Investors in early stage electric vehicle (EV) manufacturers don't really care about earnings and revenue meeting quarterly expectations at this point. The focus is more on production updates including any headwinds and rate of growth. 

Lucid Group (LCID -5.20%) slashed expectations on that front earlier this year when it cut 2022 production guidance to a range of 6,000 to 7,000 of its luxury Air sedans. It still expects to meet that conservative guidance, but investors found something else in its third-quarter report that made them nervous. 

gold Lucid Air in showroom.

Image source: Lucid Group.

Reservations dropped

Lucid wasn't the only automaker to lower production guidance earlier this year. Supply chain constraints have created headwinds around the globe, and it was especially hard for a company like Lucid that was just beginning to ramp up its manufacturing plant. At the same time, however, it was important to focus on how demand was holding up. 

Lucid was continuing to grow its backlog over the last year, and mapped out its global growth plans and related capital position along the way. It wasn't a surprise to see that the level of cash and cash equivalents on its balance sheet dropped by $750 million since the end of the second quarter as it continues to spend capital and increase its production. But it was a surprise to see its reservation backlog reverse direction. 

graph of Lucid Air reservations over the last five quarters.

Data source: Lucid Group. Chart by author.

That one bit of information seemed to send investors fleeing the stock after the report. But investors with a long time horizon probably shouldn't panic. Even if Lucid doubles its production volume next year, it still has two years' worth of orders. And it's understandable if prospective customers don't want to wait two years for delivery. Especially as other automakers like Mercedes-Benz Group are bringing competing luxury EVs to market. 

Has the story changed?

The big question for investors is whether the business is continuing to ramp up at an acceptable pace. While off a low base, production tripled sequentially in the third quarter versus the prior quarter. Lucid still expects to begin production of its high-performance Air Sapphire model in the first half of next year.

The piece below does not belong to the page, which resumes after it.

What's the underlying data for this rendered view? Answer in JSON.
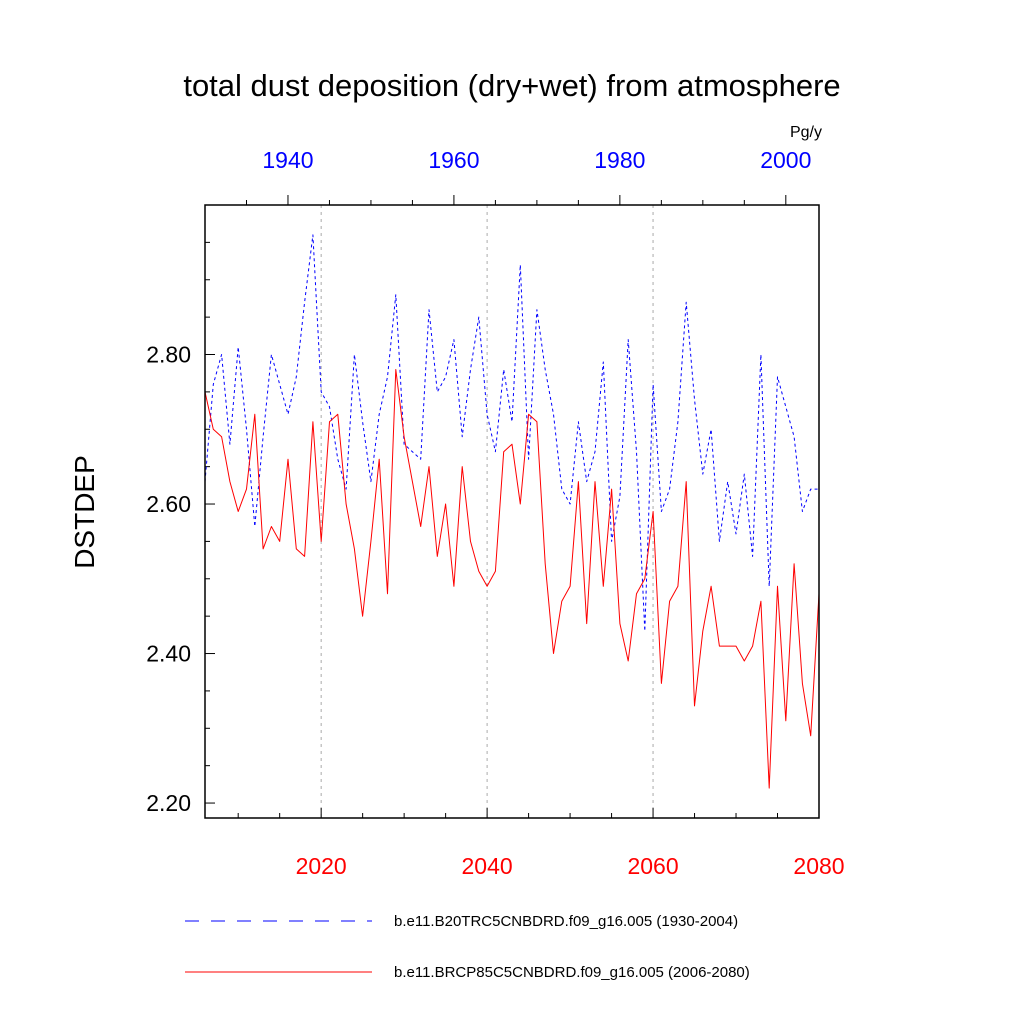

The company says that the 1,200-horsepower vehicle will accelerate from zero to 60 mph in less than two seconds. Lucid also will begin taking reservations for its Gravity SUV in early 2023 with production scheduled to begin in 2024. 

Lucid's reservation data also doesn't include the commitment from the government of Saudi Arabia to purchase up to 100,000 Lucid vehicles over the next 10 years. The company announced earlier this year that it plans to expand beyond its Arizona factory with a second facility to be located in Saudi Arabia. Lucid announced that construction is underway for that new facility. It plans to initially pre-manufacture Air vehicles in Arizona for reassembly in Saudi Arabia before eventually producing full vehicles there. That plant is expected to have an annual capacity of 155,000 vehicles. 

Additional funding isn't new news

That Middle East connection stems from a prior investment from the Saudi Arabian government's Public Investment Fund (PIF). Lucid continues to add investments from that source, too. Another item that may have alarmed investors after its quarterly update was the news that Lucid intends to raise an additional $1.5 billion, including more than $900 million from an affiliate of PIF.

The balance will come from selling additional shares of its common stock. But that shouldn't have come as a surprise to investors. Lucid filed a statement in late August allowing it to raise up to $8 billion from share offerings over the ensuing three years. 

Prior to announcing its latest plan to raise capital, Lucid said its $3.85 billion in cash and equivalents was enough to fund its needs at least into the fourth quarter of 2023. The additional funds will help support further capital spending and working capital needs. 

Investors believing in Lucid's long-term prospects shouldn't panic from the latest quarterly report. Plenty of risks remain for this speculative investment. But nothing new from the latest bit of news should prompt one to reverse course and sell.